Spring Breakers is a kind of Autumn Begins in Martins Ferry, Ohio, a play on the rites of Spring tuned through the mythology of the early aughts with Britney and K-Fed styled mythic lovers. What it accomplishes, in all its loopy, repetitive, and dayglo-ness, is a pretty quick excavation of entitlement, class and race around the business of having fun in America. James Franco’s nearly Floridian, almost consistently accented sleazing of the mantra, “Spriiiiing Breeeeeak,” wedges itself deep within the inner ear. Expect it to completely uncoil and leak out into some bikini clad silhouette grease spot on your pillow by the time you’re 82. The movie gets in your head. The structure is rhythmic and supple, hypnotizing and intoxicating. It is spring break, the music video, with all the menace and predation left in, and enough of a brain to keep the camera rolling through to the flip side of the fun, where—depending on your outlook—the fun ends or it really begins.
God bless Gucci Mane—for his name and his ice cream coned face. Franco provides the K-fed, gun-fellating (it happens) skeez and Mane provides the aura of gangsta authenticity, the glimpses into the business of fun. It’s enough to see the strippers working in the club to understand the price of the freedom the college students feel when they flash for the camera. But the movie deals in doubles, archetypes and personas and the girls we’re following are different than the co-eds at the end of the beer bongs. They do that too, but they robbed to get there. They each have their own limit to how far they’ll go. They peel off one by one in layers, like Britney’s morality, dignity, and sanity until only two are left.
In Taxi Driver, Paul Schrader and Martin Scorsese originally wanted Travis Bickle’s final shoot out to happen in an all black brothel.
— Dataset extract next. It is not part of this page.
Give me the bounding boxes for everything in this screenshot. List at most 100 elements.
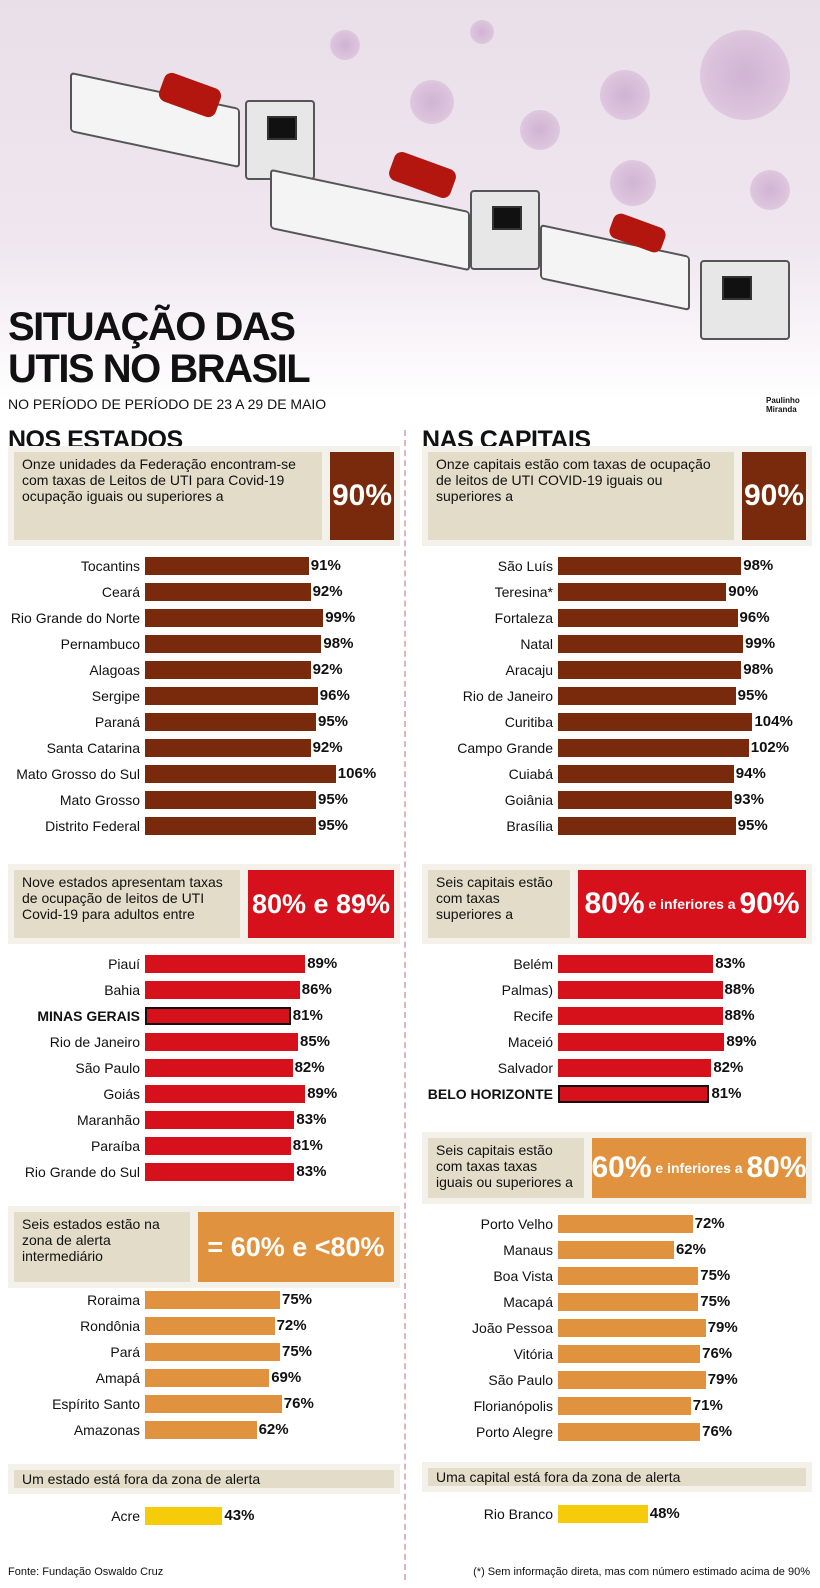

Harvey Keitel was brought in to play the pimp late when they worried the scene might provoke a race riot (hey). That final scene is re-imagined here, as a video game cum rap video mash up in St. Petersburg, FL where machine gun carrying bikini-girls in pink ski masks provide something close to the first person POV (the camera hovers just behind them, their masks glow an eerie black-lit blue) and take out the all black personnel in Gucci Mane’s outfit, then Gucci Mane himself (he has another name in the movie, but why? Gucci Mane!). The girls ride the same wave of entitlement that brought them to spring break and follow the ride all the way through. Their sense of entitlement is up against everyone else’s and the girls win Spring Break. For nerds like me, who never really went to Spring Break and always thought it sounded like an invitation to the douche-Reich beach games, Korrine shows why it is important to pay attention. Spring Break is a rite of passage for a huge number of kids in America and it is so because in offering the opportunity to lose yourself in unbridled fun, it crystalizes all of the stuff of our culture: greed, gluttony, classism, racism, and sexism—it’s what we become when the rite is over.
How? Admittedly, whenever I watch a movie in the theater in 3-D that looks as good as this movie did, I lose a portion of my critical apparatus, but still—unbelievable. Cuarón’s films have impressed me in the past, even The Prisoner of Azkaban sticks out as my favorite of the Potter films, but this was something new. Gravity takes the weightlessness of space as its story, its setting and its main character and articulates lavishly. Sandra Bullock is central and enthralling, but also ballast for our capacity to view what the camera is up to here. Aside from the technical brilliance and breathlessness of the movie’s momentum, Cuarón even manages to fit in references, mostly silent nods, towards filmed weightlessness that preceded—aside from 2001 and Apollo 13, the image above comes from a scene that moves from frantic to sensual with such smoothness, I found myself wondering why I was thinking about Barbarella.
Space babies, physics, ballistics and the excellent recreation of evolution that occurs in the lake, this is what I’ve wanted from movies. For an added slap in the face, the plot revolves around a present-day space mission that goes wrong. The technology presented for space travel and inhabitation is all the humdrum stuff that the evening news rarely shows. Zero G? Ho Hum. It’s a shame it takes a stray Russian rocket to make the plot—I’d be happy hanging around and listening to astro-Clooney talk about the time in the bar with the girl in New Orleans, while Sandy Bullock stifles her nausea for a year as long as the camera keeps winding around. But as an assessment of where the culture of movie making is? I can see Cuarón’s point—why haven’t things moved forward? We have the tools and yet we have spent the last decade watching film impress its physicality on us to try to show its continued relevance. This may be why he chose to keep Sandy as his ballast. Her performance and physical struggle is as difficult and visceral as any heroine from a horror flick. So he’s speaking in part through one of the primary milieus of the past decade but doing so in the hopes of pushing it forward. This is the first confident digital movie I have seen and I can see why he took up the gauntlet here and pushed the envelope. To continue to do interesting things, our culture has to move forward, and our culture is predicated by and large by what we choose to watch.